The COVID-19 pandemic has sparked the biggest decline in car production in Europe on record, data published on Tuesday showed.
The European Automobile Manufacturers Association (ACAE) said new car registrations across the European Union fell by 23.7% in 2020, the biggest year-on-year decline since the organisation began collecting data. 3 million fewer cars rolled off lots last year when compared to 2019, with just 9.9m registrations last year across the 27 country bloc.
The ACAE blamed the COVID-19 pandemic, which disrupted car assembly lines and dented demand.
“Containment measures – including full-scale lockdowns and other restrictions throughout the year – had an unprecedented impact on car sales across the European Union,” ACAE said.
Spain suffered the biggest slump across the EU, with new car registrations falling by a third. Italy and France saw registrations fall by around a quarter.
Losses were uneven across 2020 and, unsurprisingly, the biggest fall in registration came in the teeth of the first wave of the COVID-19 pandemic. Registrations dropped by 76.3% across the EU in April last year, a month when most countries were in lockdown.

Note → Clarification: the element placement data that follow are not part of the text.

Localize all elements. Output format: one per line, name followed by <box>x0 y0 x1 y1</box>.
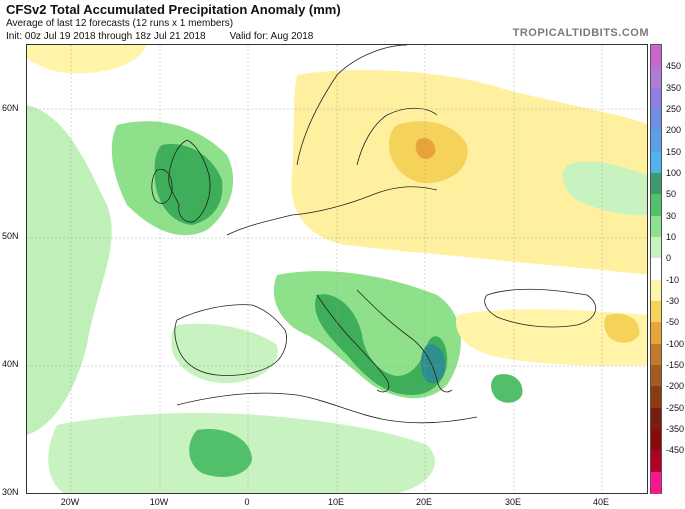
colorbar-cell <box>651 258 661 281</box>
valid-text: Valid for: Aug 2018 <box>229 31 314 42</box>
colorbar-cell <box>651 279 661 302</box>
anomaly-shading <box>27 45 647 493</box>
baltic-orange-spot <box>415 137 436 159</box>
map-header: CFSv2 Total Accumulated Precipitation An… <box>6 2 646 44</box>
colorbar-cell <box>651 343 661 366</box>
info-row: Init: 00z Jul 19 2018 through 18z Jul 21… <box>6 31 313 43</box>
colorbar-cell <box>651 237 661 259</box>
colorbar-cell <box>651 386 661 409</box>
colorbar-label: -200 <box>666 381 685 392</box>
colorbar-cell <box>651 45 661 67</box>
colorbar-label: 50 <box>666 189 677 200</box>
greece-dark-core <box>420 344 446 384</box>
colorbar-cell <box>651 450 661 473</box>
east-med-yellow <box>456 309 647 366</box>
iberia-green <box>171 323 278 384</box>
turkey-green-spot <box>491 374 523 403</box>
lon-label-20e: 20E <box>415 497 433 507</box>
colorbar-label: 450 <box>666 61 682 72</box>
lon-label-0: 0 <box>244 497 250 507</box>
colorbar-label: 200 <box>666 125 682 136</box>
init-text: Init: 00z Jul 19 2018 through 18z Jul 21… <box>6 31 206 42</box>
colorbar-cell <box>651 87 661 110</box>
colorbar-label: 10 <box>666 232 677 242</box>
colorbar-label: 100 <box>666 168 682 178</box>
colorbar-cell <box>651 471 661 494</box>
colorbar-cell <box>651 173 661 195</box>
graticule <box>27 45 647 493</box>
colorbar-cell <box>651 365 661 387</box>
colorbar <box>650 44 662 494</box>
map-title: CFSv2 Total Accumulated Precipitation An… <box>6 2 341 17</box>
ireland-outline <box>151 169 173 204</box>
colorbar-label: 150 <box>666 146 682 157</box>
colorbar-label: 0 <box>666 253 672 264</box>
map-subtitle: Average of last 12 forecasts (12 runs x … <box>6 18 234 29</box>
black-sea-outline <box>484 288 597 328</box>
north-africa-coast <box>176 392 478 424</box>
italy-balkans-dark-green <box>315 294 448 395</box>
colorbar-cell <box>651 429 661 451</box>
colorbar-cell <box>651 151 661 174</box>
colorbar-cell <box>651 322 661 345</box>
lat-label-30n: 30N <box>2 487 19 497</box>
north-africa-dark-green <box>189 429 252 477</box>
lon-label-20w: 20W <box>60 497 80 507</box>
lon-label-10e: 10E <box>327 497 345 507</box>
british-isles-outline <box>168 139 211 223</box>
colorbar-label: -450 <box>666 445 685 456</box>
colorbar-label: -10 <box>666 274 680 285</box>
atlantic-green-band <box>27 105 112 435</box>
precipitation-anomaly-map <box>26 44 648 494</box>
lat-label-50n: 50N <box>2 231 19 241</box>
continent-outline <box>174 186 438 376</box>
colorbar-label: 350 <box>666 82 682 93</box>
colorbar-cell <box>651 66 661 89</box>
colorbar-cell <box>651 215 661 238</box>
colorbar-label: -50 <box>666 317 680 328</box>
italy-outline <box>316 294 390 393</box>
lon-label-40e: 40E <box>592 497 610 507</box>
scandinavia-outline <box>296 45 438 166</box>
caspian-green <box>562 161 647 216</box>
lat-label-40n: 40N <box>2 359 19 369</box>
colorbar-cell <box>651 194 661 217</box>
map-canvas <box>27 45 647 493</box>
colorbar-label: -150 <box>666 360 685 370</box>
colorbar-label: 250 <box>666 104 682 114</box>
colorbar-cell <box>651 109 661 131</box>
colorbar-cell <box>651 130 661 153</box>
balkan-coast <box>356 289 453 393</box>
lat-label-60n: 60N <box>2 103 19 113</box>
lon-label-10w: 10W <box>149 497 169 507</box>
colorbar-cell <box>651 407 661 430</box>
coastlines <box>151 45 597 424</box>
colorbar-label: -250 <box>666 402 685 413</box>
brand-logo-text[interactable]: TROPICALTIDBITS.COM <box>512 27 649 39</box>
colorbar-label: -350 <box>666 424 685 434</box>
northwest-yellow <box>27 45 147 74</box>
scandinavia-baltic-yellow <box>291 70 647 275</box>
lon-label-30e: 30E <box>504 497 522 507</box>
colorbar-label: 30 <box>666 210 677 221</box>
black-sea-orange <box>604 313 640 343</box>
colorbar-label: -30 <box>666 296 680 306</box>
colorbar-label: -100 <box>666 338 685 349</box>
colorbar-cell <box>651 301 661 323</box>
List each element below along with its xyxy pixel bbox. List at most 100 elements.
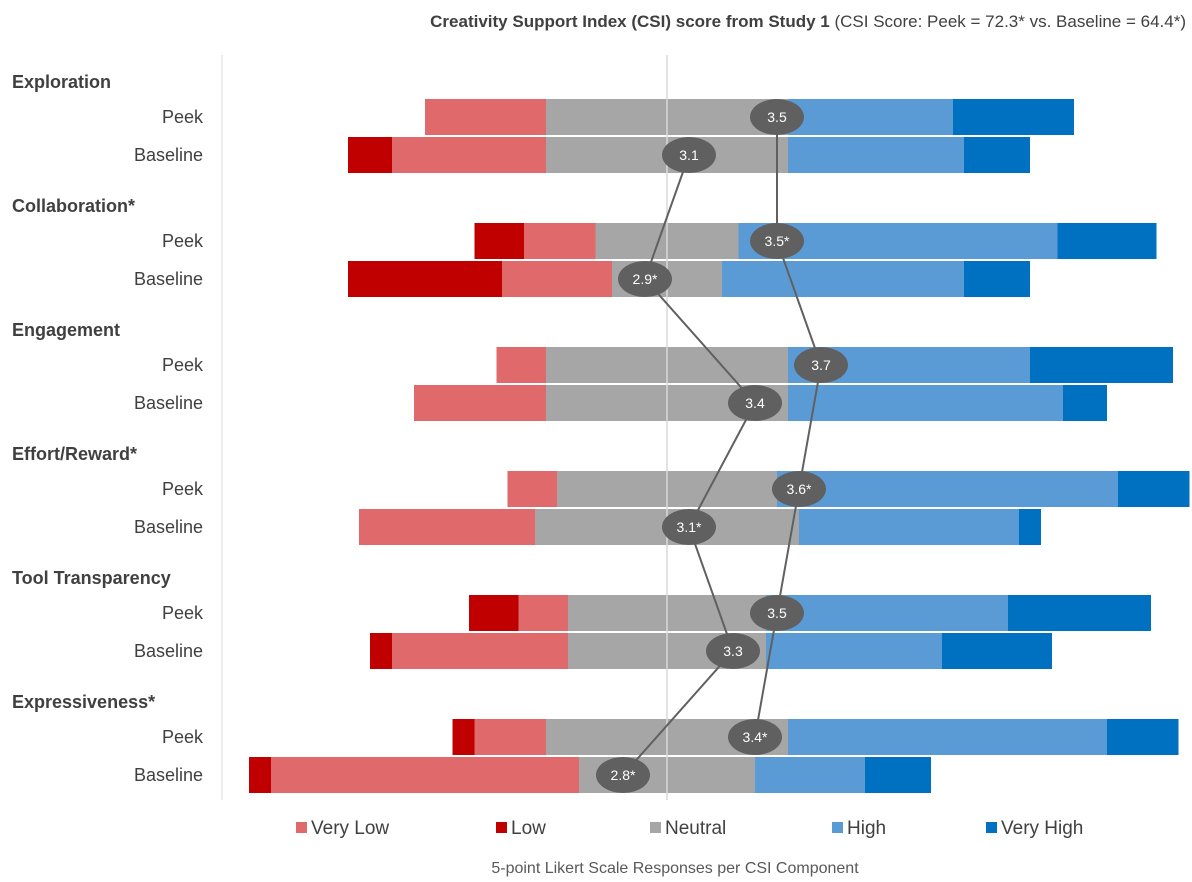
bar-expressiveness-peek-low [452, 719, 475, 755]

The car market has been recovering since its low point in the spring and ACEA said car sales were down just 3.3% in December. The headline figure masked contrasting fortunes in local markets — sales were down over 10% in France and Italy, but rose 9.9% in Germany.
Claus Vistesen, chief eurozone economist at Pantheon Macroeconomics, said December’s headline figure was slightly weaker than expected.
“This leaves a low base for a rebound this year, though the reality of sustained restrictions in Q1, and perhaps even into Q2 as well, suggests that the initial pace of the recovery will be slow,” he said.
Europe’s car industry represents 7% of EU GDP and employs almost 15m people both directly and indirectly, according to ACEA.